People acknowledge China's commodities demand - fueled by a boom in the last decade - is easing.
This slowdown is hitting iron ore markets. Platts estimates consumption of steel grew 2.6 percent in the first two months of this year, compared with 9.8 percent a year earlier.
This trend is expected to continue through 2014 as weaker manufacturing activity, oversupply of housing and tighter credit constrains demand for steel; and ultimately the iron ore from which it is made.
Seaborne iron ore supply is expected to grow. Projects, especially in Australia, committed to in the boom years, are coming online.
Growth in supply is expected to outpace growth in demand. So prices of imported iron ore have fallen.
As of March 28, the Platts IODEX was $113 per dry metric ton, down $24 from the same date last year. Average prices in the first three months of the year are down 18 percent on 2013.
Among noteworthy trends of recent months has been a determination by the new Chinese leadership to seriously tackle pollution by steel mills.
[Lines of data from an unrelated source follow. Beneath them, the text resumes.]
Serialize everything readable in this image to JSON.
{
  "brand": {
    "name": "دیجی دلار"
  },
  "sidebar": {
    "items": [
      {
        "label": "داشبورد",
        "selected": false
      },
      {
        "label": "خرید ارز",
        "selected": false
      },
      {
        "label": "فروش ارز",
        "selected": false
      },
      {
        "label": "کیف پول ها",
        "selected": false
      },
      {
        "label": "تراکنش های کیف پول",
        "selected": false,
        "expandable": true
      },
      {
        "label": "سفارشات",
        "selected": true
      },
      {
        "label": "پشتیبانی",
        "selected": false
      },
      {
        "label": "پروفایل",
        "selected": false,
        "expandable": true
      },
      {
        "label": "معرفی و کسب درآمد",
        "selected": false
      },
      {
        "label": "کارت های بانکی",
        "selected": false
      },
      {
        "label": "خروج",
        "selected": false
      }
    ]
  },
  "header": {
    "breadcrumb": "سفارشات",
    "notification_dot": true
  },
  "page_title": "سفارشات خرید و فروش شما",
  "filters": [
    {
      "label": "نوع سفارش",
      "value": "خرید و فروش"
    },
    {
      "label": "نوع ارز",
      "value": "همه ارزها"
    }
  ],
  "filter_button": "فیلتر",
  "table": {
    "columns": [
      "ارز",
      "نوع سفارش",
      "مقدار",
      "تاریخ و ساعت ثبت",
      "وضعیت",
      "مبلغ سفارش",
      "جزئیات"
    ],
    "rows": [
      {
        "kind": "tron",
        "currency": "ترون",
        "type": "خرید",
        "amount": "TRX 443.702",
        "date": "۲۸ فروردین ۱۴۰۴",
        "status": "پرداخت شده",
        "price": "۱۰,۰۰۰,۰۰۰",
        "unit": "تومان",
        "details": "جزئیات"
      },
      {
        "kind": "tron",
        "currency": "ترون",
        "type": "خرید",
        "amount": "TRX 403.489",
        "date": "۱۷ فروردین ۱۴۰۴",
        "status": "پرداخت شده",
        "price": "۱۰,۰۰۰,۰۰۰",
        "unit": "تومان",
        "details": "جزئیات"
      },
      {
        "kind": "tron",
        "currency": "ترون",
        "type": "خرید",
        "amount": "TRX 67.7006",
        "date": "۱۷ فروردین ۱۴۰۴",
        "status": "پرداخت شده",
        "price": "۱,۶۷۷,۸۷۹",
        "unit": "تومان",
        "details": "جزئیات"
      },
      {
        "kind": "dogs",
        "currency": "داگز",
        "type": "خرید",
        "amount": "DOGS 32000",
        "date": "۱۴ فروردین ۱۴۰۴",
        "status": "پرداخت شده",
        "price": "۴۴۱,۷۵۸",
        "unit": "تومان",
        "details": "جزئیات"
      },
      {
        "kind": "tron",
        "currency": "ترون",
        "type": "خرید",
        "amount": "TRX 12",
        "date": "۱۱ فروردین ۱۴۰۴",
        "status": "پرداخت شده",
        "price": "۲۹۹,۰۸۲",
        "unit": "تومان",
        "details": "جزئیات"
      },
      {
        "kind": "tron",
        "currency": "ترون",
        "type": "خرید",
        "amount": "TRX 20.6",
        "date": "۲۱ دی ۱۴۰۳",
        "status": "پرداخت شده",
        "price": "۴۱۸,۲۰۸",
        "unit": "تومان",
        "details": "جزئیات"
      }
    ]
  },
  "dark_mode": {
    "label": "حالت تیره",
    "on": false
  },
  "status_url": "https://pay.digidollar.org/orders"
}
With mills under pressure to reduce emissions of sulfur and other matter harmful to the environment, they demand high-grade iron ore with fewer impurities.
This is a problem for companies mining ore with lower iron content. They have been forced to discount. It bodes well for producers of high - grade and lump ore which can be fed directly into the blast furnace without sintering. Sintering is a process of forming a solid mass of material by heat and/or pressure without melting it.
Iron ore markets have become increasingly transparent. Buyers and sellers can access indices and assessments of prices based on physical markets. They can get price information from derivatives markets which have exploded over the last year.